TDLR: airliners are considerably much safer than cars and trucks.

Anonymous 0 Comments

Some stunt planes do

As for an airliner, they’re too big for a parachute to be effective, due to the cube sqaure law. If I scale a plane up to double the size, it’s mass increases by a factor of 8 (x2 in length x2 in height, x2 in width = x8).

A parachute works by producing a drag force to counter weight. The force of drag the parachute produces is proportional to it’s surface area, but the surface area only increases by a factor of 4 if it’s size is doubled (x2 in width, x2 in length).

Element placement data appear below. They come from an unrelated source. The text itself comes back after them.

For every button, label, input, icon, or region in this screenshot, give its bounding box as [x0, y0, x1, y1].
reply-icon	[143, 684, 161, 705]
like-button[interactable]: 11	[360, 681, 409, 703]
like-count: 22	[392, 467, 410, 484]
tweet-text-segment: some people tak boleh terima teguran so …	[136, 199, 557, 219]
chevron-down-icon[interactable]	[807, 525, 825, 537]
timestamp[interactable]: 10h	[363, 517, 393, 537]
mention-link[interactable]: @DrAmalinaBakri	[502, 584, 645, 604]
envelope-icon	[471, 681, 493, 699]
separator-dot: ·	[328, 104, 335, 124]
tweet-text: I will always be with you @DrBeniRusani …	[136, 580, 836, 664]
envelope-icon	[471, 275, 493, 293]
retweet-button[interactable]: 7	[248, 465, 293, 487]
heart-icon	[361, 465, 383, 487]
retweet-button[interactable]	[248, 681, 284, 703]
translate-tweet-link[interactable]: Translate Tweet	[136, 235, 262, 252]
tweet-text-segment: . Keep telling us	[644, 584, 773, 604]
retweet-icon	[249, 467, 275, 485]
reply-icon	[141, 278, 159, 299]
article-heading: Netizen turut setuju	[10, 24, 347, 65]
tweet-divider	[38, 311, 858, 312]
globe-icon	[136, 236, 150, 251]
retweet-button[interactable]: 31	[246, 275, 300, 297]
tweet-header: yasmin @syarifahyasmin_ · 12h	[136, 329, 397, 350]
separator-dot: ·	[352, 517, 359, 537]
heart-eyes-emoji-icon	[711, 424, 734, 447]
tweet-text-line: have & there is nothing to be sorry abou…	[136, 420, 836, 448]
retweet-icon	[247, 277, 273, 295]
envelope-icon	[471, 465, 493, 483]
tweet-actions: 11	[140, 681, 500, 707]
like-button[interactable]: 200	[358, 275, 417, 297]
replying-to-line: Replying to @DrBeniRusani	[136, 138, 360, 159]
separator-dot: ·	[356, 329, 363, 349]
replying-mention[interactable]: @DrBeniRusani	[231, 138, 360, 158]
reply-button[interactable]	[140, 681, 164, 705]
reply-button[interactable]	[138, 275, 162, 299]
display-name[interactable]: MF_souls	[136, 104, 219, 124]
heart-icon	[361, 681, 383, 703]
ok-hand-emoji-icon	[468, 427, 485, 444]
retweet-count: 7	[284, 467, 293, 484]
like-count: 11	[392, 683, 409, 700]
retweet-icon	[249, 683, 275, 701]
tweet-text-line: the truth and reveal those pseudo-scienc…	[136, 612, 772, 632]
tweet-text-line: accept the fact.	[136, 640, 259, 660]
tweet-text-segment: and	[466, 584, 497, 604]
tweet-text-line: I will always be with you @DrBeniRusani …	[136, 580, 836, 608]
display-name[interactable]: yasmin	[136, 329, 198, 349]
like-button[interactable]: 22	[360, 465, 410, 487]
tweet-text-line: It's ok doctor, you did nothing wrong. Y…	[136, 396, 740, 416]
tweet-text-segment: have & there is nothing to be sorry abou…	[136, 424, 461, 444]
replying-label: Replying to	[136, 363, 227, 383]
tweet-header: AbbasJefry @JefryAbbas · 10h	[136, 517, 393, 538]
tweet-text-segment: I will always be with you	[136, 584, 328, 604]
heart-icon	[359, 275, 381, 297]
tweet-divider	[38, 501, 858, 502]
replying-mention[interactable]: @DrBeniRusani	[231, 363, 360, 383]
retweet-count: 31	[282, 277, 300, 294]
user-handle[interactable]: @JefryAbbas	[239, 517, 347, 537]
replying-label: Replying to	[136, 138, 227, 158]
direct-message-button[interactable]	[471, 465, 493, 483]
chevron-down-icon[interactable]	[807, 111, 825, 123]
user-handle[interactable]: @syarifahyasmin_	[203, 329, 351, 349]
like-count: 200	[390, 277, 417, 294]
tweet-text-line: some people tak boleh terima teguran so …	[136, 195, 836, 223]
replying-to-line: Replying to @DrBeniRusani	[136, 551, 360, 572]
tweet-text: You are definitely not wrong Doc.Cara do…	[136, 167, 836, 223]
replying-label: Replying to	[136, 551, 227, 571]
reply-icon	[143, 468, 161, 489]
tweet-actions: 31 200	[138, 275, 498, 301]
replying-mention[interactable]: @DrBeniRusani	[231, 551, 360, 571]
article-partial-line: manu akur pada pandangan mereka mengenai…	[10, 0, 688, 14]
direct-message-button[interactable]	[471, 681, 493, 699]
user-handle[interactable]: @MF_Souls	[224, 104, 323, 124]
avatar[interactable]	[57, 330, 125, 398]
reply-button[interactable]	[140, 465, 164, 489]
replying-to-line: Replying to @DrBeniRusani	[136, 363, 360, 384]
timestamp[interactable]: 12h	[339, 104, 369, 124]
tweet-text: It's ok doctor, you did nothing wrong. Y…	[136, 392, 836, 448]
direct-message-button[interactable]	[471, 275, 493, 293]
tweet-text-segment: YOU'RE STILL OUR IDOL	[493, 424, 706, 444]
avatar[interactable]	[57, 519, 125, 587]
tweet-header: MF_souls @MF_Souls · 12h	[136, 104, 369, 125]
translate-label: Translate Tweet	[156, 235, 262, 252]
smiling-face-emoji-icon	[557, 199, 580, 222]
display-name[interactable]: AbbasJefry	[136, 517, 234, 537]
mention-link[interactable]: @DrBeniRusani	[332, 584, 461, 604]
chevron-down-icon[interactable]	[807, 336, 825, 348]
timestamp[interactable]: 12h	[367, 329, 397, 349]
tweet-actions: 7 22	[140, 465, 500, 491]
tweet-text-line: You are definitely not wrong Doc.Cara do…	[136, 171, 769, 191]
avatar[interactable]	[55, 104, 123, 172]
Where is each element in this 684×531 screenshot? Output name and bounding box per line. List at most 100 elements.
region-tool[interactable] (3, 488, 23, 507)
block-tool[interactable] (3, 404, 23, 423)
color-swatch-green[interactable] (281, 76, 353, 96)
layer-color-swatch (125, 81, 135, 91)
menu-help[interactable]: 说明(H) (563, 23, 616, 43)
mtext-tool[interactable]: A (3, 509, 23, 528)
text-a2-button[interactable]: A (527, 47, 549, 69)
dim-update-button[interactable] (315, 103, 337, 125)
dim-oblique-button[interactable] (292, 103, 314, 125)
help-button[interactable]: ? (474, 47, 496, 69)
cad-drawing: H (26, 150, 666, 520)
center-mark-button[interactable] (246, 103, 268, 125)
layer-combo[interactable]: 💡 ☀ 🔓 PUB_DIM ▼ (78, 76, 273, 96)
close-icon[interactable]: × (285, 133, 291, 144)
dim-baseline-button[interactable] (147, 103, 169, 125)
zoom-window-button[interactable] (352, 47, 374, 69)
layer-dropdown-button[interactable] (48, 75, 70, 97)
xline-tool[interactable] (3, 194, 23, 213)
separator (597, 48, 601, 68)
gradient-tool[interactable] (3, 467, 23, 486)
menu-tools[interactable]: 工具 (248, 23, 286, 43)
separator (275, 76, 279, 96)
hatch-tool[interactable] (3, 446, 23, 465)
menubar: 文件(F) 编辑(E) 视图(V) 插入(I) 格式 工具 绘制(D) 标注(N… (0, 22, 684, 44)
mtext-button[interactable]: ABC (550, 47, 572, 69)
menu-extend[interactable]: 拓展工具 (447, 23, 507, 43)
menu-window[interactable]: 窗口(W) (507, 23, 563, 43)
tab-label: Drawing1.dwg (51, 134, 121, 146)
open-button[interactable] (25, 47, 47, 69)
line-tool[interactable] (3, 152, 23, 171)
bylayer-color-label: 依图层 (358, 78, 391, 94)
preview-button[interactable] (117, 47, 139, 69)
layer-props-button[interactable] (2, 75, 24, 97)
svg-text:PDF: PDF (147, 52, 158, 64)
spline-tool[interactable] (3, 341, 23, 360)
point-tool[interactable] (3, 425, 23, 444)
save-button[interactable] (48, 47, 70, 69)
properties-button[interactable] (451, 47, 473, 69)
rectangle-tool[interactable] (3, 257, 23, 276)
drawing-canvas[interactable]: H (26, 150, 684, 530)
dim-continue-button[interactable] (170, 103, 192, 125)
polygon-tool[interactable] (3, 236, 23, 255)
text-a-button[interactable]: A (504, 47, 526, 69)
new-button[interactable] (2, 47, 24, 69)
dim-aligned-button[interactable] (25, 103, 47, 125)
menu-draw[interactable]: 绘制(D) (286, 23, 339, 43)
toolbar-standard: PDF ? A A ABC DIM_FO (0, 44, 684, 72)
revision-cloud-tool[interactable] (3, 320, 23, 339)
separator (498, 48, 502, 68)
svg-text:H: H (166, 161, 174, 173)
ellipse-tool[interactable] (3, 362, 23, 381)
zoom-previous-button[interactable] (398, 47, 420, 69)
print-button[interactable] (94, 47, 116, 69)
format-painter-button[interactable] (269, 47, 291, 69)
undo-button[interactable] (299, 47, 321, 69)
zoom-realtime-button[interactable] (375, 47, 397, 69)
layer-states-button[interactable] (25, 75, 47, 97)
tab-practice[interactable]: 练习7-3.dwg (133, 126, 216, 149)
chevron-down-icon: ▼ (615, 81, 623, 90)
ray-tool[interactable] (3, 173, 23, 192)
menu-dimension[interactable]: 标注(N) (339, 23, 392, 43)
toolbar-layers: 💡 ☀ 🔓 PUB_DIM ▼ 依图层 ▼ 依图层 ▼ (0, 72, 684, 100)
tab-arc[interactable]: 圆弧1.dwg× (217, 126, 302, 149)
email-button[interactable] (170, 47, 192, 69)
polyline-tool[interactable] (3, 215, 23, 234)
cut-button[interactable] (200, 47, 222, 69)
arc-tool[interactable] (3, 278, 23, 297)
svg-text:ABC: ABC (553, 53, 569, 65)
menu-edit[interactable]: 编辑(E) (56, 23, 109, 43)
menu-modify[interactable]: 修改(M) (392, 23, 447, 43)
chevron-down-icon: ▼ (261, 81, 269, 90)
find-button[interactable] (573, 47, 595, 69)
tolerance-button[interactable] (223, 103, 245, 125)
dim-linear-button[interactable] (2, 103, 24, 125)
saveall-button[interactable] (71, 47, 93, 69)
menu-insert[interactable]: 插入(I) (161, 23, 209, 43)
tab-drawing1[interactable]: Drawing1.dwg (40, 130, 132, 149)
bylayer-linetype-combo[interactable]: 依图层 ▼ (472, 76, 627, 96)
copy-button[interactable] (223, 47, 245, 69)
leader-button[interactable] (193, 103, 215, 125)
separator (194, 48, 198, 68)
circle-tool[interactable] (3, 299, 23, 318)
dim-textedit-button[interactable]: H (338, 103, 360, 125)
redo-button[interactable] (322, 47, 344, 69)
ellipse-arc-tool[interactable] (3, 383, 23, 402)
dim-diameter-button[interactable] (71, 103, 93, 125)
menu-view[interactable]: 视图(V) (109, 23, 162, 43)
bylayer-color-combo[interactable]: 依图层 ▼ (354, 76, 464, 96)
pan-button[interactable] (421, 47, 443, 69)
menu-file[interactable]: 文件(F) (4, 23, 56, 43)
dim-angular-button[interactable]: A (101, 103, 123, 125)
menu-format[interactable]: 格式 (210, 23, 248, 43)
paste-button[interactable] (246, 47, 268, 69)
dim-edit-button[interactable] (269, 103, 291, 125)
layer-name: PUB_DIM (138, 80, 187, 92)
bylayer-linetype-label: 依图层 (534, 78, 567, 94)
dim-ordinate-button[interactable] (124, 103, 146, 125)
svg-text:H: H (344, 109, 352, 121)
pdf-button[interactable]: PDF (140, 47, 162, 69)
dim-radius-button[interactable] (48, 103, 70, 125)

So if I want to equip a plane with a parachute, the size of the parachute relative to the plane has to be larger the heavier the plane is. Once you get to an airliner size, there is no parachute that can actually slow it’s descent enough that could actually fit inside the plane.

Anonymous 0 Comments

The vast majority of air accidents wouldn’t actually benefit from a parachute assembly anyway. In a situation where an aircraft is inevitably plummeting to the ground, a parachute assembly isn’t likely to help. It’ll either not deploy properly, completely rip itself apart, or at best will violently swing the aircraft around.

Plus if you have even one engine running still, which is quite probable, your parachutes are going to be completely ineffective.

Anonymous 0 Comments

If a plane is going down and you just rip open chutes, you’re going to rip that plane apart.